3.  This is a NonSTEMI due to coronary occlusion.  Many NonSTEMI are due to occlusion and do not get rapid reperfusion,  They are not diagnosed until late, when biomarkers return,  They usually do not go to the cath lab until the next day (because they are "NonSTEMI") and they thus have worse outcomes, higher biomarkers, and higher mortality than NonSTEMI who have an open artery at cath.


  1. A very subtle ECG !!
    I also noted some shallow inversion in III (and maybe avF) that makes me think that this is lateral STEMI when i was interpreting the ECG at first
    When i look back, i found out that T wave in V1 is maybe taller than V6 ? Does this make NTTV1 ?

  2. hello doctor
    it's an interesting case in wich being proactive, instead of stubborn waiting for reaching arbitrary academic definitions, is really salutary.
    There's an upright T wave in V1 and it's greater than V6 in the First ECG , is that a reliable evidence for an impading LAD ?

    You're biggest from Algeria.

    1. Ben, good observation. See my comment above.
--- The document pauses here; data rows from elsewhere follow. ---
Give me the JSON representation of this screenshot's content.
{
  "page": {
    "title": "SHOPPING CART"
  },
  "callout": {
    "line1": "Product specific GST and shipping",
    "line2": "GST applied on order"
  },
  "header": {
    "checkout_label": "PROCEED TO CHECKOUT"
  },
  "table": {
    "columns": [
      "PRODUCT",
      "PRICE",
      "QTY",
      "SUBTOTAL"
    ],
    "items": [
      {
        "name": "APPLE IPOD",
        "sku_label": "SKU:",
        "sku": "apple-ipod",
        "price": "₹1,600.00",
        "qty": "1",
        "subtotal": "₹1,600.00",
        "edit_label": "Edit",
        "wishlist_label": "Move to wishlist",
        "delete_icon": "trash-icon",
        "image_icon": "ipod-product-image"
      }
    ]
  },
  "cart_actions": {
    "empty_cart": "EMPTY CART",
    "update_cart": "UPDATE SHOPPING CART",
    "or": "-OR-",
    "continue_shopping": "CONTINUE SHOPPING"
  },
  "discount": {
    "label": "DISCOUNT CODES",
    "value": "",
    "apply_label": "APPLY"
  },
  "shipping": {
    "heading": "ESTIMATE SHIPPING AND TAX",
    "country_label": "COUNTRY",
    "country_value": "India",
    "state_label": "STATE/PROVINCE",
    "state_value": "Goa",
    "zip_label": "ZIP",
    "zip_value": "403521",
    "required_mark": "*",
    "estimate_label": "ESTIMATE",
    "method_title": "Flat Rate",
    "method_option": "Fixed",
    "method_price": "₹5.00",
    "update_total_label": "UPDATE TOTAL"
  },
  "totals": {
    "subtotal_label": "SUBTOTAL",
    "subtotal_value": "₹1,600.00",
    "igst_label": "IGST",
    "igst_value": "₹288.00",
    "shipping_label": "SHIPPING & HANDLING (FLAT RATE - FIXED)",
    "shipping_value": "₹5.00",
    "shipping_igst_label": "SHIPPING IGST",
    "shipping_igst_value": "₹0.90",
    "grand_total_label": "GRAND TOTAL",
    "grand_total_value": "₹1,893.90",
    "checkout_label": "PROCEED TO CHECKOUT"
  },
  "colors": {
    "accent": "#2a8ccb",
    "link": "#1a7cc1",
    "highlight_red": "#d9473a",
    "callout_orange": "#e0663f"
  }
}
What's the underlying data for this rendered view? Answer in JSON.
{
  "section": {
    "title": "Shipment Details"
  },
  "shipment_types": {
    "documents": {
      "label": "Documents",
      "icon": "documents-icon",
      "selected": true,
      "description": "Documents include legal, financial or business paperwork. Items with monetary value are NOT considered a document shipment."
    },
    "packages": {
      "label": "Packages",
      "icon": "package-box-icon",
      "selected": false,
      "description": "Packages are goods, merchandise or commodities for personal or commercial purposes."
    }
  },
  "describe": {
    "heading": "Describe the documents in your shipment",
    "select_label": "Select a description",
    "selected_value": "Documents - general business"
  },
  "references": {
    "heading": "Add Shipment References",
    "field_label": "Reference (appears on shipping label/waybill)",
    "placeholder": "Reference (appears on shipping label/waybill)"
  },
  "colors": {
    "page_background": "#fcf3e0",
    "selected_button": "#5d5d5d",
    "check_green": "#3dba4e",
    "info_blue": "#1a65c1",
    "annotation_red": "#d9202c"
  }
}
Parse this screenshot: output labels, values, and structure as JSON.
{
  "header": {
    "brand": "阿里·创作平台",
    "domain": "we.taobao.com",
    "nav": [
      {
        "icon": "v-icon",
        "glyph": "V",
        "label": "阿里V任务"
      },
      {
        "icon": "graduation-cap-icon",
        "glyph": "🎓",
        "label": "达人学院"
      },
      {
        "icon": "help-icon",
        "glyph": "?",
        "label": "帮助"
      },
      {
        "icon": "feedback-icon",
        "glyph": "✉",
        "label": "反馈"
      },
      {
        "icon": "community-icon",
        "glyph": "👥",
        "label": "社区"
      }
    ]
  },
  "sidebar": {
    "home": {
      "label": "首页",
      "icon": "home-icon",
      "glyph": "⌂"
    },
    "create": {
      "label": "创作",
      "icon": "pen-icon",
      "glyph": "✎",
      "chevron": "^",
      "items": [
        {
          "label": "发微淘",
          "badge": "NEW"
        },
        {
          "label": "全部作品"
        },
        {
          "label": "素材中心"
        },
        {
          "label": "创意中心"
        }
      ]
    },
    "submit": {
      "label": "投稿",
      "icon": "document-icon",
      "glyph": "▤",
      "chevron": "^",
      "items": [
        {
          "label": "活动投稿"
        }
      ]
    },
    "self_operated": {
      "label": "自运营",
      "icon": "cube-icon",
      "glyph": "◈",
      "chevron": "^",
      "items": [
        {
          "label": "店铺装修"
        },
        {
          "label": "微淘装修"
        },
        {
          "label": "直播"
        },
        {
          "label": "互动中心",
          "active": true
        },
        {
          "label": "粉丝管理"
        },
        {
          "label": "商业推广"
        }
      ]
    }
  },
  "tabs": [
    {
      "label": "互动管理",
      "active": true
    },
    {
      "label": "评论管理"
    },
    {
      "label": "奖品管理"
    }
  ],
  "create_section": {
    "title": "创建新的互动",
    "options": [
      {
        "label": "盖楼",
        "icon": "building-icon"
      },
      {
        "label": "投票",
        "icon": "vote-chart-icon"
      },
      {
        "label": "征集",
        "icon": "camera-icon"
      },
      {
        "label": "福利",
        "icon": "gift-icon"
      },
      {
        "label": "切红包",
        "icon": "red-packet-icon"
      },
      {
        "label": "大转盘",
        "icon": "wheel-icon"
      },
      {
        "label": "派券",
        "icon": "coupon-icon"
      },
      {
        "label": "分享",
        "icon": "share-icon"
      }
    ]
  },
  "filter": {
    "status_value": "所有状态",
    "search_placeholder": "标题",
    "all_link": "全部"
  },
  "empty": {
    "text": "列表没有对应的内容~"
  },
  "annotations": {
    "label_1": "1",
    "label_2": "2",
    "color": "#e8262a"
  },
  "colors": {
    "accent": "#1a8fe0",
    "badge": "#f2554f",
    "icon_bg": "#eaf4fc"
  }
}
  3. Wow! - a truly humbling tracing. T waves on the initial ECG are "fatter" than they usually are - though if the history was of an asymptomatic young adult, then I would have called this normal. Given that the history was of a patient with chest pain - further evaluation is clearly indicated (ie, stat Echo; repeat ECG; close follow-up; serial troponin). An equally humbling tracing is the 2nd ECG - because it would be unimpressive - BUT in context that it is the 2nd ECG with the first showing peaked T waves - this 2nd ECG is diagnostic of an LAD that was occluded and has now spontaneously reperfused. LOTS of important lessons to be learned! - THANKS for posting - :)

  4. I might have commented on the NTTV1, but I have only found that to be moderately useful. We did study that formally in our study and it added nothing to the logistic regression formula. On its own, as a univariate predictor, there was a significant difference: upright TW in V1 > V6 was presented in 35% of subtle LAD occlusion and 18% of early repol. Approximately. I'm going off memory now.
    But good observation, Ryan!

  5. Note: 1.ECG (Occlusion) - QTc 410 ms
    2.ECG (Reperfusion) - QTc 392 ms
    3.ECG (Re-Occlusion) - QTc 407 ms

    can serve ? thanks !

    1. Nice observation! But I think you got autocorrected to "can serve". Not sure what you meant.

  6. Hi Dr Smith,

    Firstly thanks for a great case, with some important learning points. I'm having a little trouble in the first ecg with STev3 here. Are we still going for 60ms after the j point and comparing it to the TP? I'm getting a value closer to 4mm which is skewing my formula result to 24.41.

    Any help here?



    1. Jim,
      Good question. It is measured relative to the PQ jct. But, in this case, that is no different from using the TP segment. So I'm not sure how you're getting 4.0. I get between 2.5 and 3.0. Maybe you're not pinpointing the J-point accurately? If you do, then go 1.5 small boxes to the right and see where the tracing crosses that vertical line, it is 2.5 - 3.0 mm above the PQ jct.

    2. Dr Smith,

      Thanks very much for the quick reply. I think it was a problem with my phone as I've checked on my computer and it seems to be right now.

      Thanks again for the interesting case!


  7. Nice case. Do you think that the high troponine value from 17.52 , 4 hours after angioplasty, is indicative for STEMI type 4 a?

  8. We know nothing about the final result of angioplasty, maybe the high troponine is caused by no-reflow, distal embolization etc, etc. Cath related STEMI (type 4a): If troponine is 5 times more than normal baseline value or troponine is with 20% more than anterior stable value..... Maybe the definition of STEMI type 4a is not the best...

    1. Follow up ECG proved good reflow. It was 100% occlusion with good reperfusion, but late.